The porcupine orders a round of drinks.
The barman looks at them suspiciously, then pulls a large wax Stetson from his duffel-bag. "I think I know what kind of drink you boys are after!"
"That's because I just gave your our order."
***
I wrote the above on Friday afternoon. It's now Monday morning, and I'm not really sure where I was going with it.
I'm pretty sure it was never meant to have a punchline. The prickly element was just a red herring.
The Prickly Element is also the title of an unreleased sci-fi film about a stubbly hedgehog (not to be confused with Humperdink the Asthmatic Hedgehog). It has terrible adolescent dialogue, unrealistic characters, and is as shallow as a Petri dish. It is thus much, much better than The Fifth Element.

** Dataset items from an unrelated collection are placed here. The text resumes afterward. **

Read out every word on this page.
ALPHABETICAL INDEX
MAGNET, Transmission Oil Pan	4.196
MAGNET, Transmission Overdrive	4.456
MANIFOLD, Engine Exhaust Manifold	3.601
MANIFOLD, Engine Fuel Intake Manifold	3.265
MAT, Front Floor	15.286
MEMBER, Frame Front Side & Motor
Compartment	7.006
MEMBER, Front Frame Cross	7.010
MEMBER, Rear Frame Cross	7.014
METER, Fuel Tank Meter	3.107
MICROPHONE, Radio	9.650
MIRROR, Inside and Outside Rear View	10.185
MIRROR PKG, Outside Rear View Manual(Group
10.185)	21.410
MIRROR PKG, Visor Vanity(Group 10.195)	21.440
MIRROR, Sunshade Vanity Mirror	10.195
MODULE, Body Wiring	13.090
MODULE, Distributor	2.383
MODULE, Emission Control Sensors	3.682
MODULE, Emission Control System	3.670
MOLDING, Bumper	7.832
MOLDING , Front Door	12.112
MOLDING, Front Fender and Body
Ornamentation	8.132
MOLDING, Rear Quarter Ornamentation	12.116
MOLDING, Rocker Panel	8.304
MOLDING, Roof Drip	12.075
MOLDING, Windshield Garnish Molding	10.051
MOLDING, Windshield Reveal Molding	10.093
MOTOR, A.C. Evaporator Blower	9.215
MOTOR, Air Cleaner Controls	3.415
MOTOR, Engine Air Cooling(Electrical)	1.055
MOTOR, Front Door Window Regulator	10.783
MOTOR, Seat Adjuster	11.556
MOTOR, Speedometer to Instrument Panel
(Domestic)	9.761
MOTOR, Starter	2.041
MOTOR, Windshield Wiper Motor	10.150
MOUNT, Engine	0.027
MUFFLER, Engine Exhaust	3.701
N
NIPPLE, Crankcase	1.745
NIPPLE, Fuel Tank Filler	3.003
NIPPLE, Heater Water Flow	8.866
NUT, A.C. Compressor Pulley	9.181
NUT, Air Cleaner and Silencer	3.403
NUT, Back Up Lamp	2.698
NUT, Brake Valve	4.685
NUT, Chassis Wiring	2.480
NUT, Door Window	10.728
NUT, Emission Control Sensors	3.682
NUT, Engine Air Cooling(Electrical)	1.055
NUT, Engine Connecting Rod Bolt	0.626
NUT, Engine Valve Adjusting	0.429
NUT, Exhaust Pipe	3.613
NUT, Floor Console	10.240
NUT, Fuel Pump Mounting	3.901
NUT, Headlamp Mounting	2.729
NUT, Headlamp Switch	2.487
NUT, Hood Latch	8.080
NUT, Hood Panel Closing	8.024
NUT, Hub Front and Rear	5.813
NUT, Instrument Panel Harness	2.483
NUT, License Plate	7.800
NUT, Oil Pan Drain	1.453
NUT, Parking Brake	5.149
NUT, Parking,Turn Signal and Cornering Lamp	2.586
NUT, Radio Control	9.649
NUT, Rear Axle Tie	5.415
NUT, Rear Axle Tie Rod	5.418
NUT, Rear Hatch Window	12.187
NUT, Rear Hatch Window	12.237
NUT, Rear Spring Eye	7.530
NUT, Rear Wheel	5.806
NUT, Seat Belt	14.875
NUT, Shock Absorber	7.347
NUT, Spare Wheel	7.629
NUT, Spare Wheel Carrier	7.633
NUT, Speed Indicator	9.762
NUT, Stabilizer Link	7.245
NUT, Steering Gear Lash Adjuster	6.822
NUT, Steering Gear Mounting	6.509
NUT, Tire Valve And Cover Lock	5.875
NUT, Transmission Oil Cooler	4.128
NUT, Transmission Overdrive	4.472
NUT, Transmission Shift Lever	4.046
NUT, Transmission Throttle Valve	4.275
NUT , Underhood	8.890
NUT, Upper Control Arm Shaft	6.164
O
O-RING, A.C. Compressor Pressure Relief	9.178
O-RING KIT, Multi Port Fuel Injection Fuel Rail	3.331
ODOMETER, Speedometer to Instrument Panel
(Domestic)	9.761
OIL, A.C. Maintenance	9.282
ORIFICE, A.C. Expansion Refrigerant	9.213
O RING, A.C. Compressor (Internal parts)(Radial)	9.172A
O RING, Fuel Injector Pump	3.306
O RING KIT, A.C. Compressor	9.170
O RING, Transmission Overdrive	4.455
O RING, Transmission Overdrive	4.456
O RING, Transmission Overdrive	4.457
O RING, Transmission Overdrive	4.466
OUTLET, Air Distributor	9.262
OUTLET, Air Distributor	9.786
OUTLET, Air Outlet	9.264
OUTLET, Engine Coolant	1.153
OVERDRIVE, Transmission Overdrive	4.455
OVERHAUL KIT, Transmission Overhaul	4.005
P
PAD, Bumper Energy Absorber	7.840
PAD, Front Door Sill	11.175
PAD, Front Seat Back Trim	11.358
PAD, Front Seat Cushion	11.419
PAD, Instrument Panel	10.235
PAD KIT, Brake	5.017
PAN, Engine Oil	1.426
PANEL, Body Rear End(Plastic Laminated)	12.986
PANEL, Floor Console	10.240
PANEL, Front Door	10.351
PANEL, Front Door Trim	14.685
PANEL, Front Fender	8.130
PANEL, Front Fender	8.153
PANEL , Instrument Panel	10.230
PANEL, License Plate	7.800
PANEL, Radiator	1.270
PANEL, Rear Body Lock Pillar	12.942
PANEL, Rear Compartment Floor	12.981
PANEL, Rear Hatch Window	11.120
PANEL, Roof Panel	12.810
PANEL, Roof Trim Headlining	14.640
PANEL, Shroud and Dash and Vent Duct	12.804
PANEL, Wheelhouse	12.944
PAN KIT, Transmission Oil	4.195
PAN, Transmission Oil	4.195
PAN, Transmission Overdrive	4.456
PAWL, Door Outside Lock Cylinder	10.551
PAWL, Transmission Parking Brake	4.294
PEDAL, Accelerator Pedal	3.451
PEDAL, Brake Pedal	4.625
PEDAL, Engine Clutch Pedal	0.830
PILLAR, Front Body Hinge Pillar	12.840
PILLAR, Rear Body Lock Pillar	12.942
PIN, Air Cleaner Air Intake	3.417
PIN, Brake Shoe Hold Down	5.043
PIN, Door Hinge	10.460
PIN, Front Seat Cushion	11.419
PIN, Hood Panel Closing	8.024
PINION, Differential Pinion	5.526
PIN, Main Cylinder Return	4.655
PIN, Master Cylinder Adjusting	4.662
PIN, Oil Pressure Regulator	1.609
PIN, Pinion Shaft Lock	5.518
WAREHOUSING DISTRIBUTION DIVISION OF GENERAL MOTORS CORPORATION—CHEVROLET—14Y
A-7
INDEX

I'm good at writing the beginnings of jokes, but rubbish at punchlines. And that's really quite a big shortcoming. The punchline makes a joke a joke. Without a punchline, a joke is just the strange ramblings of a tedious fool.
I need to find someone who just does punchlines. He would have the same problem. Punchlines on their own don't constitute jokes. If you were to wander around shouting: "To get to the other side!" or "He had no body to go with!" or "A stick!", people would avoid you.
But with my powers of joke-beginnings, and their knowledge of joke-endings, we could combine into a glorious whole, like a pantomime-Jimmy Carr.